Pdl, lettera contro Berlusconi: via il premier per allargare la maggioranza

"Caro Presidente, devi fare un passo indietro". Ecco, in buona sostanza, il contenuto della lettera che alcuni parlamentari "ribelli" starebbero preparando contro il premier. Qui sotto uno stralcio della lettera, pubblicato da Repubblica:

"Ci sentiamo in dovere, con la lealtà e la sincerità che ti abbiamo sempre dimostrato, di rappresentarti il nostro critico convincimento sulla situazione politica dell'attuale maggioranza parlamentare che sostiene il tuo Governo. Dobbiamo oggettivamente registrare che l'esiguità dei numeri, in particolare alla Camera, non consente a questo Governo di poter affrontare neanche l'ordinario svolgimento dei lavori parlamentari".

Il Corriere riporta le parole di uno dei frondisti che, ovviamente senza rivelare il proprio nome, dice che Berlusconi se ne deve andare per permettere l'allargamento della maggioranza al "centro moderato" (ovvero, l'Udc, Fli e Api), in modo da togliere alla Lega il potere di ricattare il governo. Il nuovo Presidente del Consiglio? Gianni Letta.

E i "traditori"? Non si sa neanche quanti siano (secondo il Fatto ci sarebbero 60 parlamentari pronti a seguire Pisanu sulla strada dell'attacco al governo, secondo il Corriere sarebbero pronti solo 15 senatori, per La Stampa Claudio Scajola non farebbe parte della fronda perchè "risulta che un accordo (con Berlusconi, ndA) sia dietro l’angolo, con tanto di riconoscimento visibile al ruolo dell’ex ministro"). Qualche nome, però, è stato fatto: Lamberto Dini, Giuliano Urbani, Giuseppe Saro, Paolo Amato, Antonio Del Pennino, Giacomo Santini, Raffaele Lauro, Pier Giorgio Massidda, Roberto Antonione. Ovviamente, appena la notizia è stata pubblicata dall'Agi, è partita la valanga di smentite. Alfano ha detto che non è a conoscenza di lettere contro il premier e che si occuperà della questione quando riceverà "una richiesta in questo senso".
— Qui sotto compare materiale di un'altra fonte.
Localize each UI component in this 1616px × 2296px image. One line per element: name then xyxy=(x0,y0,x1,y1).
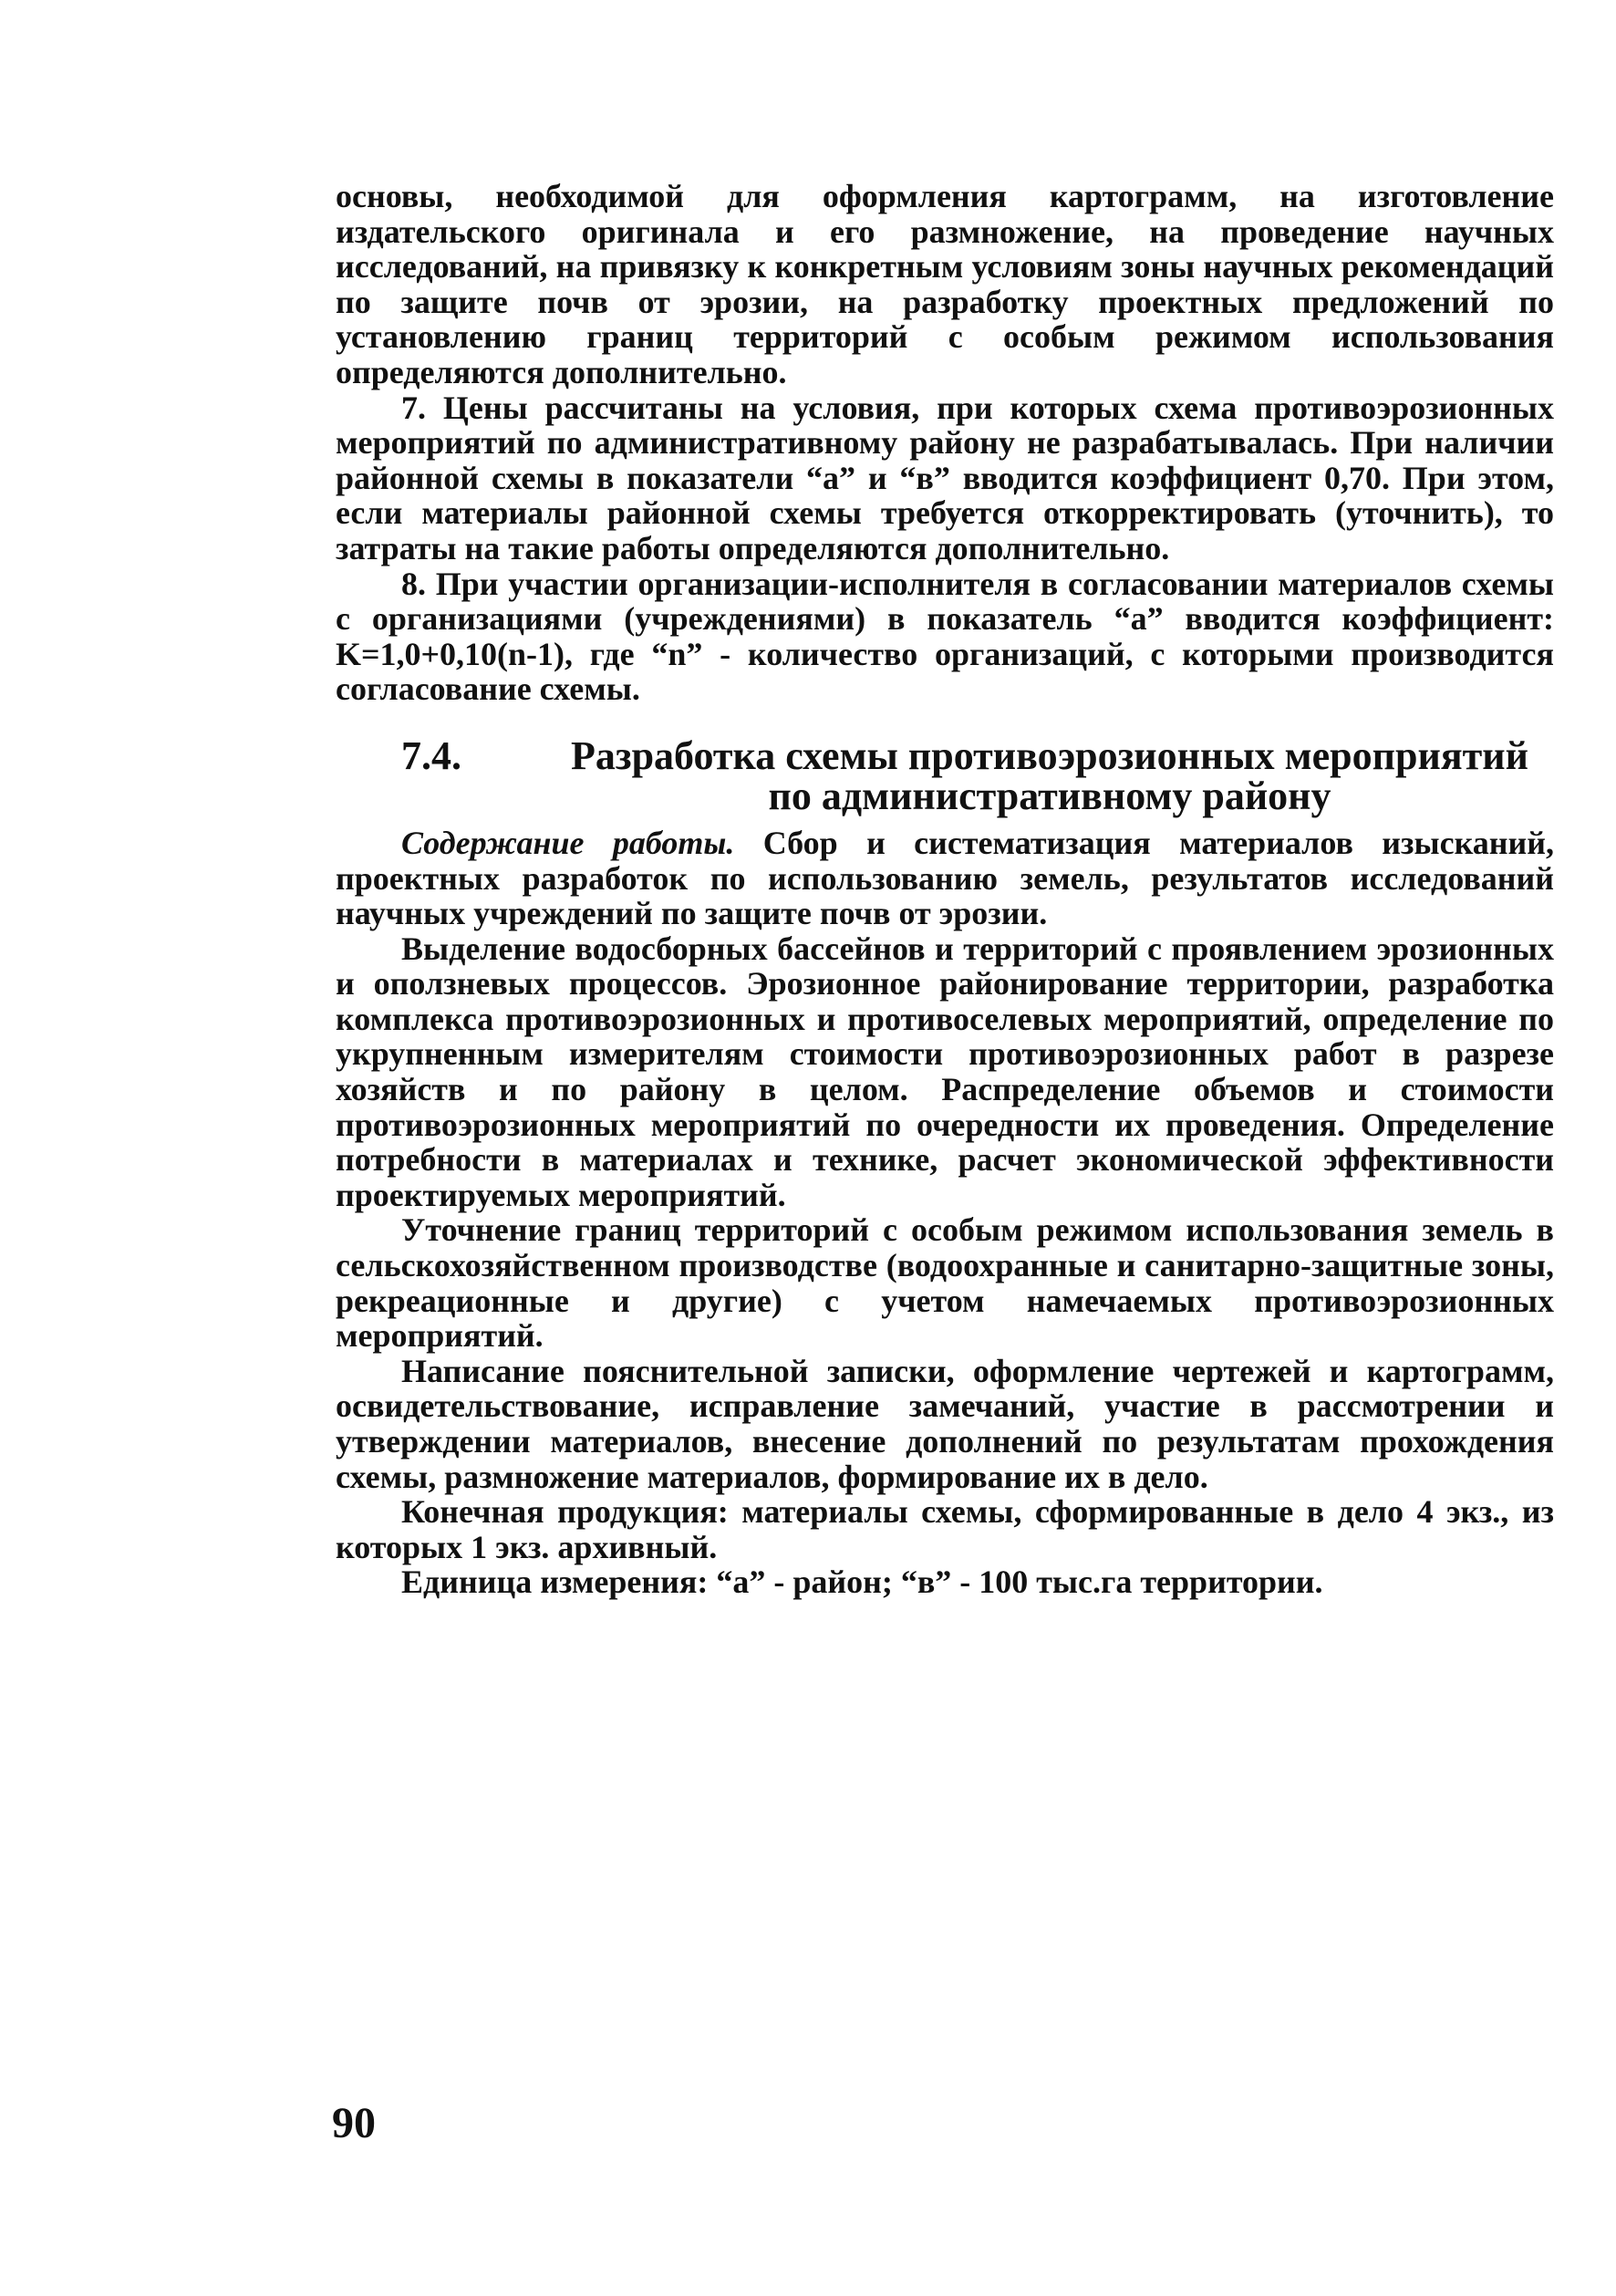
paragraph-item-7: 7. Цены рассчитаны на условия, при которых схема противоэрозионных мероприятий по административному району не разрабатывалась. При наличии районной схемы в показатели “а” и “в” вводится коэффициент 0,70. При этом, если материалы районной схемы требуется откорректировать (уточнить), то затраты на такие работы определяются дополнительно. xyxy=(336,389,1554,566)
paragraph-notes: Написание пояснительной записки, оформление чертежей и картограмм, освидетельствование, исправление замечаний, участие в рассмотрении и утверждении материалов, внесение дополнений по результатам прохождения схемы, размножение материалов, формирование их в дело. xyxy=(336,1352,1554,1495)
section-heading xyxy=(336,732,1554,818)
paragraph-work-content xyxy=(336,826,1554,931)
page-number: 90 xyxy=(332,2099,376,2147)
page-body xyxy=(336,179,1554,1600)
paragraph-continuation: основы, необходимой для оформления картограмм, на изготовление издательского оригинала и его размножение, на проведение научных исследований, на привязку к конкретным условиям зоны научных рекомендаций по защите почв от эрозии, на разработку проектных предложений по установлению границ территорий с особым режимом использования определяются дополнительно. xyxy=(336,178,1554,390)
paragraph-unit: Единица измерения: “а” - район; “в” - 100 тыс.га территории. xyxy=(401,1564,1323,1601)
section-title: Разработка схемы противоэрозионных мероприятий по административному району xyxy=(571,732,1528,818)
paragraph-boundaries: Уточнение границ территорий с особым режимом использования земель в сельскохозяйственном производстве (водоохранные и санитарно-защитные зоны, рекреационные и другие) с учетом намечаемых противоэрозионных мероприятий. xyxy=(336,1211,1554,1355)
paragraph-final-product: Конечная продукция: материалы схемы, сформированные в дело 4 экз., из которых 1 экз. архивный. xyxy=(336,1493,1554,1565)
work-content-label: Содержание работы. xyxy=(401,824,735,861)
paragraph-item-8: 8. При участии организации-исполнителя в согласовании материалов схемы с организациями (учреждениями) в показатель “а” вводится коэффициент: K=1,0+0,10(n-1), где “n” - количество организаций, с которыми производится согласование схемы. xyxy=(336,565,1554,708)
section-number: 7.4. xyxy=(401,732,461,778)
paragraph-basins: Выделение водосборных бассейнов и территорий с проявлением эрозионных и оползневых процессов. Эрозионное районирование территории, разработка комплекса противоэрозионных и противоселевых мероприятий, определение по укрупненным измерителям стоимости противоэрозионных работ в разрезе хозяйств и по району в целом. Распределение объемов и стоимости противоэрозионных мероприятий по очередности их проведения. Определение потребности в материалах и технике, расчет экономической эффективности проектируемых мероприятий. xyxy=(336,930,1554,1213)
work-content-text: Сбор и систематизация материалов изысканий, проектных разработок по использованию земель, результатов исследований научных учреждений по защите почв от эрозии. xyxy=(336,824,1555,932)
Seguiteci dopo il salto, vi spiegheremo perchè, questa volta, la minaccia al premier è più seria di quanto si potrebbe pensare....

Il problema per Berlusconi, però, non scompare: la maggioranza alla Camera è risicata (secondo Libero B. avrebbe detto ai ministri di restare stabilmente in Parlamento per evitare sorprese e garantire al governo i voti necessari) e la maggioranza potrebbe cadere da un giorno all'altro. Anche perchè tra i favorevoli all'allargamento della maggioranza ci sono Luciano Sardelli (che, prima della fiducia di due settimane fa aveva lanciato messaggi minacciosi al governo: ogni giorno potrebbe essere fatale...), Fabio Gava e Giustina Destro (che erano tra gli incerti prima del voto di fiducia e che, infatti, non si sono presentati in aula per salvare la maggioranza il 14 Ottobre). Insomma, nomi "pesanti". Che potrebbero far pendere la bilancia verso un esecutivo senza Berlusconi.

C'è un aspetto della questione che va considerato attentamente: Berlusconi non lascerà mai spontaneamente. Non lo farà perchè il suo ego lo obbliga ad essere una prima donna, perchè pensa di essere l'unico in grado di salvare l'Italia (secondo Libero avrebbe detto che "«Proprio adesso che l’Europa ha apprezzato il nostro piano di riforme, ho il dovere morale di rimanere a Palazzo Chigi e di portare a termine il programma") e perchè ha ancora conti aperti con la giustizia: per tentare di salvarsi ha una sola possibilità, rimanere Presidente del Consiglio.